= Annie Brocoli =

Canadian actress

Annie Grenier (born January 22, 1971) is a singer whose alter ego Annie Brocoli is a children's character in Quebec. Inspired by Grenier's childhood experiences as well as by her two children, Annie Brocoli has adventures while traveling around in a Volkswagen New Beetle, singing and searching for fun. Her audience is mainly parents and children in French-speaking Quebec and in France.

==Early life==
Grenier was born in Montreal. As a child she suffered from dyslexia.

==Career==
Grenier created the character Annie Brocoli for a series of children's albums in 1999. One of her best known songs is "Nanas Banana."

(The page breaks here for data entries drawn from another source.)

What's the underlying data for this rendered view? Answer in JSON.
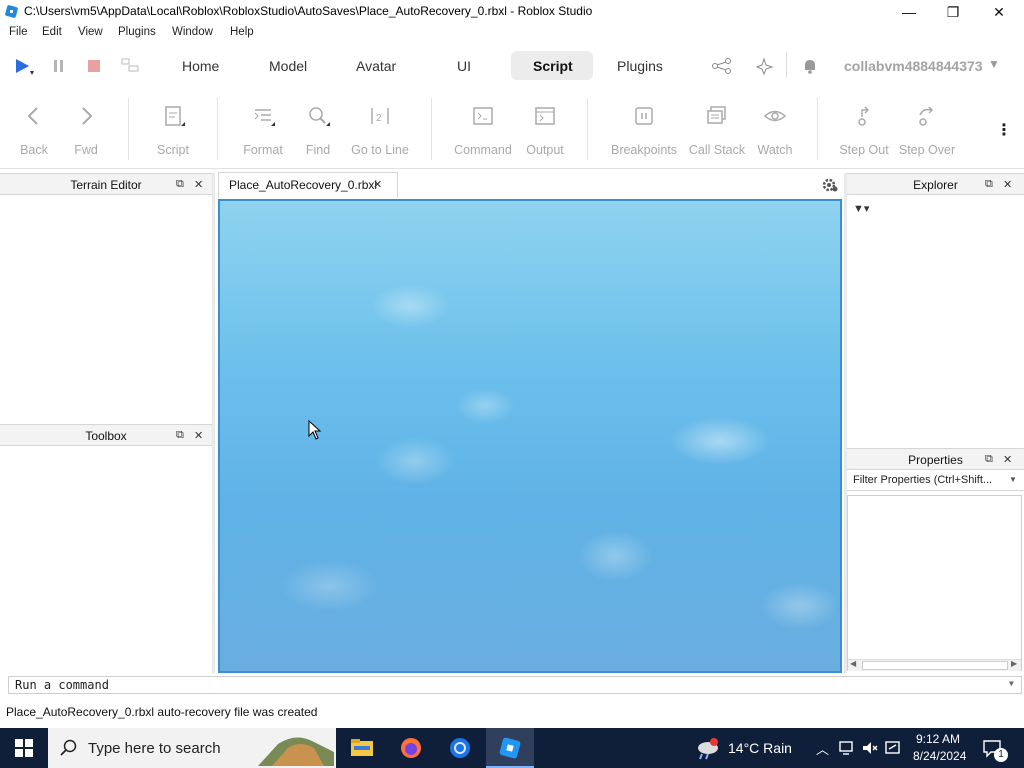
{
  "window": {
    "title": "C:\\Users\\vm5\\AppData\\Local\\Roblox\\RobloxStudio\\AutoSaves\\Place_AutoRecovery_0.rbxl - Roblox Studio",
    "minimize": "—",
    "maximize": "❐",
    "close": "✕"
  },
  "menu": [
    "File",
    "Edit",
    "View",
    "Plugins",
    "Window",
    "Help"
  ],
  "top_tabs": [
    "Home",
    "Model",
    "Avatar",
    "UI",
    "Script",
    "Plugins"
  ],
  "active_tab": "Script",
  "user": "collabvm4884844373",
  "ribbon": {
    "back": "Back",
    "fwd": "Fwd",
    "script": "Script",
    "format": "Format",
    "find": "Find",
    "goto": "Go to Line",
    "command": "Command",
    "output": "Output",
    "breakpoints": "Breakpoints",
    "callstack": "Call Stack",
    "watch": "Watch",
    "stepout": "Step Out",
    "stepover": "Step Over"
  },
  "panels": {
    "terrain": "Terrain Editor",
    "toolbox": "Toolbox",
    "explorer": "Explorer",
    "properties": "Properties",
    "filter_props": "Filter Properties (Ctrl+Shift..."
  },
  "doc_tab": "Place_AutoRecovery_0.rbxl",
  "command_bar": "Run a command",
  "status": "Place_AutoRecovery_0.rbxl auto-recovery file was created",
  "taskbar": {
    "search_placeholder": "Type here to search",
    "weather": "14°C  Rain",
    "time": "9:12 AM",
    "date": "8/24/2024",
    "notification_count": "1"
  },
  "colors": {
    "accent": "#3a8fcf",
    "taskbar": "#0f1f3a",
    "play": "#2a6de0",
    "stop": "#e07a7a"
  }
}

Grenier followed by releasing a series of videos in 2000; in 2001 she released the video Annie Brocoli dans l'espace ("Annie Brocoli in Space"). In addition to playing Brocoli, Grenier also wrote, sang and played other characters in these series. That year her album Annie was nominated for a Juno Award for Children's Album of the Year.

Grenier released an animated movie in 2003, Annie Brocoli dans les Fonds Marins (Annie Brocoli Under the Sea), which was a success at the Québec box office. The movie consists of computer graphics produced by Damnfx with Grenier performing via chroma key.

In 2008, Brocoli appeared in a children's television series, "The Broco Show", which was broadcast by Société Radio-Canada.

In 2017, Brocoli performed as part of the Zoofest comedy festival.

In 2018, in response to reduced funding for children's programming in Quebec, Grenier retired her character.

Grenier published a book, En mal des mots, in which she describes her experiences with dyslexia.